こちら田野の湯も高アルカリ温泉で、トロリとしたぬる湯にいつまでも浸かっていられそうです。時間が時間だったからか、またまた温泉を独占してしまい、若干寝そうにもなりました。
いやぁー…温泉を堪能して外に出た時の空気感って、最高ですねぇ。その最高な気分のまま向かう、田野温泉の少し南にあるお蕎麦屋さんが本日最後の目的地となります。
それがこちら、「蕎麦街道 砥草庵(とくさあん)」さんです。なんでもここ甲斐大和は蕎麦切り発祥の地らしく、栖雲寺に石碑があるそうです。そんな発祥の地でいただくお蕎麦、楽しみでヨダレが止まりません。

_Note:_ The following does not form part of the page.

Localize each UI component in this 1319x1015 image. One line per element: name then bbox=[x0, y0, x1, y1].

お蕎麦ももちろん楽しみなのですが、もう一つ楽しみだったのが、山梨ご当地グルメである鳥もつ煮。元祖である甲府鳥もつ煮には甘辛い味付けですが、こちらでは味噌煮風でいただくことができます。
これが美味しい!ピーマンの苦味もアクセントになって、ぺろりと食べてしまいました。やみつきになりそうです。

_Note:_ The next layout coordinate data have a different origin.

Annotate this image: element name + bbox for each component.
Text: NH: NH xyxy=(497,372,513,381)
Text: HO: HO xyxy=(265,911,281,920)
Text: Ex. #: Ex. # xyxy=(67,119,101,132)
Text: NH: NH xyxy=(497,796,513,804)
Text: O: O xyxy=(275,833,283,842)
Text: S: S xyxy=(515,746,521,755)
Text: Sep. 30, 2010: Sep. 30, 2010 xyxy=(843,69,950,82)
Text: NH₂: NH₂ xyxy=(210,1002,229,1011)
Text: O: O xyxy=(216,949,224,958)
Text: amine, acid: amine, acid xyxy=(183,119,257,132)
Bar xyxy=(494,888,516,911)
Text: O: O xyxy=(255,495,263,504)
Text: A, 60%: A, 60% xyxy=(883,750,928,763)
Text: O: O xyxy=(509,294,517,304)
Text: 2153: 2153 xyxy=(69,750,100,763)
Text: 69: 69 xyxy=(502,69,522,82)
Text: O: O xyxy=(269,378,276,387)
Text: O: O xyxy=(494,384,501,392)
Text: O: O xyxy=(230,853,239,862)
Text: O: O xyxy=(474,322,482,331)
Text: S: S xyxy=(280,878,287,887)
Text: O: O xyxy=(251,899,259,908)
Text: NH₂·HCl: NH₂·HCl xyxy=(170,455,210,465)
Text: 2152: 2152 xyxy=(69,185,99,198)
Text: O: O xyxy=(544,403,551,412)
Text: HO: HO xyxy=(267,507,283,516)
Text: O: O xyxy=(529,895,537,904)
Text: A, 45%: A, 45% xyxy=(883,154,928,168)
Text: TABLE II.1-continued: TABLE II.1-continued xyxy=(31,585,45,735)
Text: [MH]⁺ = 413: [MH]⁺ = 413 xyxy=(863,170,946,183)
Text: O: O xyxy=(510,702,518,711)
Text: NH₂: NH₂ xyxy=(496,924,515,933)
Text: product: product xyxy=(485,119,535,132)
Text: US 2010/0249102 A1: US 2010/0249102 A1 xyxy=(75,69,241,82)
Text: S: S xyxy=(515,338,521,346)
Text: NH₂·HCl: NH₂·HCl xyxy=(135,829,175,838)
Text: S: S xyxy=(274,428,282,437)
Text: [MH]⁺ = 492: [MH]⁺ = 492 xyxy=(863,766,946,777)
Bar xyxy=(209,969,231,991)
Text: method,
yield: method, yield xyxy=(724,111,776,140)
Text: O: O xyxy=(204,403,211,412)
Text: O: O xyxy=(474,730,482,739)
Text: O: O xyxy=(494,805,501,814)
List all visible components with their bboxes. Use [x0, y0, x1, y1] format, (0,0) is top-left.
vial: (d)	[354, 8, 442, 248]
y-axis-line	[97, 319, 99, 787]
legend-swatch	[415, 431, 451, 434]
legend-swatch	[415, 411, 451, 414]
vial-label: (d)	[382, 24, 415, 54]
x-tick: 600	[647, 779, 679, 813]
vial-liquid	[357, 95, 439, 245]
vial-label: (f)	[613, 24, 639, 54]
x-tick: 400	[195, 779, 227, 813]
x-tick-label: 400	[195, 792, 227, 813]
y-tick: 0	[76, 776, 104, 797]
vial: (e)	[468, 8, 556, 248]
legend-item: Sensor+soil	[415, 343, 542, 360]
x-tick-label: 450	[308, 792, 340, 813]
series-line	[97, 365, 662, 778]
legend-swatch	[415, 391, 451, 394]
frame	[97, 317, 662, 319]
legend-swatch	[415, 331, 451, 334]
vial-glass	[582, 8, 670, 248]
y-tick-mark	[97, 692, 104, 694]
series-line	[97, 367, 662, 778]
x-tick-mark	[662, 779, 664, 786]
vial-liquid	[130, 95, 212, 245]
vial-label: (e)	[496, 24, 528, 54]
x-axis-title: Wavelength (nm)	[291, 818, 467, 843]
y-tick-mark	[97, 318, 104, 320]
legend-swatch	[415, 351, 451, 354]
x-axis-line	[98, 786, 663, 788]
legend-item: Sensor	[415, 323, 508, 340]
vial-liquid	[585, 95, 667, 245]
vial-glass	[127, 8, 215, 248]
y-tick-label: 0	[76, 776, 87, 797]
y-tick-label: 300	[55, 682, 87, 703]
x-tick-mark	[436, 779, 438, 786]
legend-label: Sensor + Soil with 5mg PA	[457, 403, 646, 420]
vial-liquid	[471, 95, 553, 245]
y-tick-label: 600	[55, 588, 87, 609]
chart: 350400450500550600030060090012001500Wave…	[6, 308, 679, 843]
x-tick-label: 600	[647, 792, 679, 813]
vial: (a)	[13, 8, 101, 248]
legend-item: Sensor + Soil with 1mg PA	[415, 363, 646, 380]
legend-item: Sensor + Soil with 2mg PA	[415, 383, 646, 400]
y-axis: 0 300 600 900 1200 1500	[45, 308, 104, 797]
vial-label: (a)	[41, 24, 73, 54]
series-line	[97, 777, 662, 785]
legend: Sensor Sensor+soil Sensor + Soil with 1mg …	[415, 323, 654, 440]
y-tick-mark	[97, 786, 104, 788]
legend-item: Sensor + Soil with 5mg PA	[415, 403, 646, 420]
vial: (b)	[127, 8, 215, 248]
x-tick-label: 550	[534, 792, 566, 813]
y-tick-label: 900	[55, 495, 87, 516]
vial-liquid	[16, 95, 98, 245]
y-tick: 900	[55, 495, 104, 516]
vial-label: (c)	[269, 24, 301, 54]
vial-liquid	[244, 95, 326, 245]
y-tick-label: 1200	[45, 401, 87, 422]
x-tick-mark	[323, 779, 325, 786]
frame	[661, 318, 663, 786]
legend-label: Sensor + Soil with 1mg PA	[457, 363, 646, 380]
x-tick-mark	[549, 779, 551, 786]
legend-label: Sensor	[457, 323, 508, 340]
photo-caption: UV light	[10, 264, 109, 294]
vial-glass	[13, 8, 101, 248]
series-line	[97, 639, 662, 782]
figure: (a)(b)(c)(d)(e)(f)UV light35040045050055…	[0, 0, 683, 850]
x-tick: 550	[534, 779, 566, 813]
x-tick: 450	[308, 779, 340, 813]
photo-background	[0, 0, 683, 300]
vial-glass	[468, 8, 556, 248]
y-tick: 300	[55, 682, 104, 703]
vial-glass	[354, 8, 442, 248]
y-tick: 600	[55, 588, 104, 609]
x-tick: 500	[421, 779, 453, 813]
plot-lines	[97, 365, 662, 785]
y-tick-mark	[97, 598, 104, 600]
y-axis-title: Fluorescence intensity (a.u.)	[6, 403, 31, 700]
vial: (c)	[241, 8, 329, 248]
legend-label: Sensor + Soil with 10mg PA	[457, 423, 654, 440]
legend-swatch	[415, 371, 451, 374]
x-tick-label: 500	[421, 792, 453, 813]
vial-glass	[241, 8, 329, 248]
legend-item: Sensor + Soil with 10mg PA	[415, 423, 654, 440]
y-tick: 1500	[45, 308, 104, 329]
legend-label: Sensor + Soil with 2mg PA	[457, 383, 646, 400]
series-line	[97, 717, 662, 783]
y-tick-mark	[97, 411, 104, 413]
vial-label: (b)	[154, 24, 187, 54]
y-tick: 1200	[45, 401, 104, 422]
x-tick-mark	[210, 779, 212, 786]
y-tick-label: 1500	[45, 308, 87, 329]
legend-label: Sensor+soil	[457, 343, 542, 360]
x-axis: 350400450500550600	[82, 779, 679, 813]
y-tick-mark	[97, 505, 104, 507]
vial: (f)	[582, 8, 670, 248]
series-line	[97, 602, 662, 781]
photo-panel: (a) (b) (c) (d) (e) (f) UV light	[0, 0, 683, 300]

そして…お楽しみはコレ!原料や製粉にもこだわって作られる、特せいろそば!一日20食限定となっており、時間的に不安でしたがセーフだったようです。
こちらのお蕎麦は十割蕎麦のため、蕎麦本来の味を楽しむことができます。いろいろな食べ方で楽しみましたが、そのまま食べるのが一番美味しく感じられました。

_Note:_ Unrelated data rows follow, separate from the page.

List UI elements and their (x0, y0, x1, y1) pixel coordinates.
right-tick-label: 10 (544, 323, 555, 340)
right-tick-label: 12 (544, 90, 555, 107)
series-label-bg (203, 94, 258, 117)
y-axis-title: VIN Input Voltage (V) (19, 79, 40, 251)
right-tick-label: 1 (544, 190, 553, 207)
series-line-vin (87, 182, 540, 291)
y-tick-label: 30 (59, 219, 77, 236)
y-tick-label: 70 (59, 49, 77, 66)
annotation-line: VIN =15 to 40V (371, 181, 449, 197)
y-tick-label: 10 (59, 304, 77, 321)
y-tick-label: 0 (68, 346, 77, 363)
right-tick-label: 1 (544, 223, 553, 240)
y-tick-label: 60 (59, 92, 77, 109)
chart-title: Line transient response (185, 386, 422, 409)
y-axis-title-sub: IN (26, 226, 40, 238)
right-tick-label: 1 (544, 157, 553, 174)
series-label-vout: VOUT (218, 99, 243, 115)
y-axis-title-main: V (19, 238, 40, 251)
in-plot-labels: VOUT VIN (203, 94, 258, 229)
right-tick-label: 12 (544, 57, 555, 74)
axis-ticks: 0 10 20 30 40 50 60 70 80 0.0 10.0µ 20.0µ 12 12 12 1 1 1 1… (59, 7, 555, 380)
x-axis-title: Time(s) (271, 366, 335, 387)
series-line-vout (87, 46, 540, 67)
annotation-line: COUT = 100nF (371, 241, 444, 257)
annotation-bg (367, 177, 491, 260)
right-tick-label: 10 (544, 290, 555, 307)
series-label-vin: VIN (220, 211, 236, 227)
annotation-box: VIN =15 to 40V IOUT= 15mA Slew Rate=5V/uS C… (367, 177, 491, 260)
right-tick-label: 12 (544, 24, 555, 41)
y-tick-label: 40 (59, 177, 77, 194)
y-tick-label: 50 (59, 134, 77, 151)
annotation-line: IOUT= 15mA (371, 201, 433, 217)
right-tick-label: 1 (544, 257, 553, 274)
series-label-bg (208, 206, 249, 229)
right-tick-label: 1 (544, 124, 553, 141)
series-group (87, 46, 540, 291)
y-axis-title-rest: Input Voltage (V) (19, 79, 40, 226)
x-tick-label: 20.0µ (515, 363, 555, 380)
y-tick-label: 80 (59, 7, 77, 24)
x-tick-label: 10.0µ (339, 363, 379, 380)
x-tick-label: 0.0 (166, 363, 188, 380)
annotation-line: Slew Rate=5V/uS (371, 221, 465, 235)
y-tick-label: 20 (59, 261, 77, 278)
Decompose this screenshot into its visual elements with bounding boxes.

田野で温泉とお蕎麦を楽しんだら、後は駅を目指していくだけ。最寄りのバス停は武田家終焉の地である景徳院です。うーん、次のバスを待つのと、ここから甲斐大和まで歩くのと時間が大して変わりませんね。
ここまで来たら最後まで歩くか。
道中、ハッピードリンクショップを見つけ、テンションが上がります!秀麗富嶽十二景の最後はこのハッピードリンクショップで締めたいですよね。え、そんなことない?
キリッと炭酸で締めちゃいます!…と、ビックリ!野生のサルを見かけました!
バス停から歩くこと30分ほどで、甲斐大和駅に到着しました。いやぁ~、今日は長かったけど、充実した山旅となりました。後は中央線、京王線と乗り継いで帰るだけです。大事ですからね、京王線使うの。
滝子山の山旅、終わりに
今回の滝子山は、納涼の山旅というテーマで夏を選びましたが、個人的には大満足でした。何よりズミ沢の透明度が印象強く、たろうたちもご覧の表情です。
せっかく秀麗富士を望むなら、空気が透き通って、冠雪している冬場がいいんじゃない?と、そう思っていました。ですが、何も山頂からの景色だけが山ではなく、道中の自然風景、そして季節との相性、そこに温泉や食べ物なんかも加味すると、どの季節どのタイミングで行っても違った楽しみがあります。
滝子山には今回登った沢沿いコースの他、岩場がある南陵、そして初狩駅へ下るコースなどもあり、また、春にはイワカガミ、秋には紅葉、冬には富士山の眺望が楽しめるので、また季節を変えて訪れてみたいところです。
さあ、次はどこに行こうかなぁ。